A customizable grammar-based framework for user-intent text classification
Student thesis: Doctoral Thesis
In real-life classification problems, prior information about the problem and expert knowledge about the domain are often used to obtain reliable and consistent solutions. This is especially true in fields where the data is ambiguous, such as text, in which the same words can be used in seemingly similar texts but have a different meaning. Many of the proposed approaches rely on the bag-of-words representation, which loses the information about the structure of the text. In this thesis, a literature review of related works in text classification is provided which includes an overview of text classification methods. In addition, detailed review of related works of two text classification domains; search engines and question answering systems. The core contribution is divided into three main parts. The first contribution is the Customizable Grammar Framework for user-intent text classification (CGF) which employs a formal grammar approach and exploits domain-related information in a new way to represent text as a series of syntactic categories forming syntactic patterns.

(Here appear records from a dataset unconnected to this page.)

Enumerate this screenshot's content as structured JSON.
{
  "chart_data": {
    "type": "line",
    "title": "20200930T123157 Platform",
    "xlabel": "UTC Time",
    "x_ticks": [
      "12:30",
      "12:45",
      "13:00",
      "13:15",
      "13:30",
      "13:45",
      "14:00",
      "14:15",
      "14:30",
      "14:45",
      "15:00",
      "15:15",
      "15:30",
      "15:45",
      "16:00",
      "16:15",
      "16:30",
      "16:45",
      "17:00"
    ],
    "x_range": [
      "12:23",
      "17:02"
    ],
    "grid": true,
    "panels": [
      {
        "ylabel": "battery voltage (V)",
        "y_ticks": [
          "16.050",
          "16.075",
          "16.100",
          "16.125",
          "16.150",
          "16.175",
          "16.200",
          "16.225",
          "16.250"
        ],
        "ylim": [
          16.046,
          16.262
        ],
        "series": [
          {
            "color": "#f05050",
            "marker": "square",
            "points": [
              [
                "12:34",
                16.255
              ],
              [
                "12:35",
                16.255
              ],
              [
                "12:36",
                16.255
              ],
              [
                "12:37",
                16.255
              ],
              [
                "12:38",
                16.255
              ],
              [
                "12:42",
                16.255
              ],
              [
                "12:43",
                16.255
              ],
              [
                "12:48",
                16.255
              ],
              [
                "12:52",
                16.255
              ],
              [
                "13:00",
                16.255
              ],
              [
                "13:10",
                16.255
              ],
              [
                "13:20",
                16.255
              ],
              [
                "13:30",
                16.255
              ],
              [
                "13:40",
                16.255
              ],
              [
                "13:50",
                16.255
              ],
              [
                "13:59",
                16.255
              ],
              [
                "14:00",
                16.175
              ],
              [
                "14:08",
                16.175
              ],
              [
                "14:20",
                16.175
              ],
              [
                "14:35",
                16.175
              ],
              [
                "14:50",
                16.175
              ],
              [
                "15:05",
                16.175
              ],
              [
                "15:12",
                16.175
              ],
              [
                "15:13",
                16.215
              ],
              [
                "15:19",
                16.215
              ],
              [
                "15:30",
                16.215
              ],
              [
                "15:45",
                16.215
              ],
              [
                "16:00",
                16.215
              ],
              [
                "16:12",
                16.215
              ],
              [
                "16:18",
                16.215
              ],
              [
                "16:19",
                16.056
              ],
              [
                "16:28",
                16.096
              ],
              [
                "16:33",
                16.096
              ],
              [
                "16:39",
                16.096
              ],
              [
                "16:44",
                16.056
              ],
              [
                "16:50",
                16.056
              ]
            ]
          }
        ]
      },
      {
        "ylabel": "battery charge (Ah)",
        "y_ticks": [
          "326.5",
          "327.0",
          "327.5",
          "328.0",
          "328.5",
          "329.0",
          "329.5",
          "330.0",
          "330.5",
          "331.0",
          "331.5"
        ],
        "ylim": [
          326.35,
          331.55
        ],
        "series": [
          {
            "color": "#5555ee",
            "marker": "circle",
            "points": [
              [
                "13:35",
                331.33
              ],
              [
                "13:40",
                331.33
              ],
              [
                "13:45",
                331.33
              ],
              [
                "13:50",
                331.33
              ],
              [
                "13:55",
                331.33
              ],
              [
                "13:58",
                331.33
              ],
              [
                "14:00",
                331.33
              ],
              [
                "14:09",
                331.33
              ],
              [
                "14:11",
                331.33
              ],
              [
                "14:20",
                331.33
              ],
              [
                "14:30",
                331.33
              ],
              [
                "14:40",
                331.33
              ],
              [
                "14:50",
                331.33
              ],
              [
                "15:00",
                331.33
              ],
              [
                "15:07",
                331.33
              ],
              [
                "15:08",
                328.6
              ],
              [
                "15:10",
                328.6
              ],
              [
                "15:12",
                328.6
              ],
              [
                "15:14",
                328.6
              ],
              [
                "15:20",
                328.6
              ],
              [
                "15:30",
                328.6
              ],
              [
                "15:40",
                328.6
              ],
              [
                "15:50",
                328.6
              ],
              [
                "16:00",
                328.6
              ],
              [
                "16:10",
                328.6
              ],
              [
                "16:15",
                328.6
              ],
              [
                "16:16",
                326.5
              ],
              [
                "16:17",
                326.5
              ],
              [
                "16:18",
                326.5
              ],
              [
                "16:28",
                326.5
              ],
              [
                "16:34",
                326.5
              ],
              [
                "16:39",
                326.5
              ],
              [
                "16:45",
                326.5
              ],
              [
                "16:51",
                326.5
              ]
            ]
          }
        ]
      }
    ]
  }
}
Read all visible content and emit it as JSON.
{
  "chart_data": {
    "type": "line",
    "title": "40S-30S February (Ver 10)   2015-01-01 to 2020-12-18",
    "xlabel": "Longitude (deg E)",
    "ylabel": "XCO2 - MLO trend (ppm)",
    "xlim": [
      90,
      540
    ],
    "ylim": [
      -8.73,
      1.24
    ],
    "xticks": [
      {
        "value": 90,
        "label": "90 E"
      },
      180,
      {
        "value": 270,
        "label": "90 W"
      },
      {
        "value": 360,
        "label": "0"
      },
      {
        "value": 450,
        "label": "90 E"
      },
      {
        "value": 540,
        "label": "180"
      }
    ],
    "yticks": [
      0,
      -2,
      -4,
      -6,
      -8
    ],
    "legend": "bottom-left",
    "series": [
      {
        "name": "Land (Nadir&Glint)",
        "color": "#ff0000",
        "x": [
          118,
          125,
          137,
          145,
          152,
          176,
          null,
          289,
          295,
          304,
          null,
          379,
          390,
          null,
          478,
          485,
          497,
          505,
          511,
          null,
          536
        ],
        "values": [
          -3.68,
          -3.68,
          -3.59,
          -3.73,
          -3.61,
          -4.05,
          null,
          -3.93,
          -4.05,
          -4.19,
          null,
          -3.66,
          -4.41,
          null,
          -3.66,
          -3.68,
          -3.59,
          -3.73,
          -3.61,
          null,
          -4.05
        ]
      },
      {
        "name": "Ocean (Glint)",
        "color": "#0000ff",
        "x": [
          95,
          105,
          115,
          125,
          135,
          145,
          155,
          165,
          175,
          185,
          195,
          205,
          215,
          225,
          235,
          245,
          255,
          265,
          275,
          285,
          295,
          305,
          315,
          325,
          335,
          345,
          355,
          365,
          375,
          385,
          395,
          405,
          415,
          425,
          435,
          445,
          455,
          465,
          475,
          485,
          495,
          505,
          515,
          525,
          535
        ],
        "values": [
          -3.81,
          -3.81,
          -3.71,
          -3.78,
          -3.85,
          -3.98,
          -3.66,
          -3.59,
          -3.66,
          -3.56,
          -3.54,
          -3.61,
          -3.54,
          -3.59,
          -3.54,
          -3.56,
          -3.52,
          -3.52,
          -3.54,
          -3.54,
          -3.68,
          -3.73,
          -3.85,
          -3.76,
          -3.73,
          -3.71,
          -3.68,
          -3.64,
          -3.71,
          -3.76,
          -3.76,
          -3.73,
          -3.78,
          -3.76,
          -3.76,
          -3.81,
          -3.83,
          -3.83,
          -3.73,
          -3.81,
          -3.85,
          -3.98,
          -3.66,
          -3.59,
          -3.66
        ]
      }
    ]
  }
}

In addition, the proposed framework has been applied to different domains which resulted in the second and third contribution. The second contribution is the Grammar-Based Framework for Query Classification (GQC) which helped in the improvement of query identification and classification. The third contribution is the Grammar-Based Framework for Question Categorization and Classification (GQCC) which helped in the enhancement of question identification and classification. In addition, using different machine learning algorithms the overall results show that the proposed approach outperforms previous ones in terms of classification performance for query and question classifications. Finally, comparison of the classification performance with the state-of-the-art approaches has been conducted, results validate that the proposed approach improves the classification accuracy and the identification of the different types of queries and questions.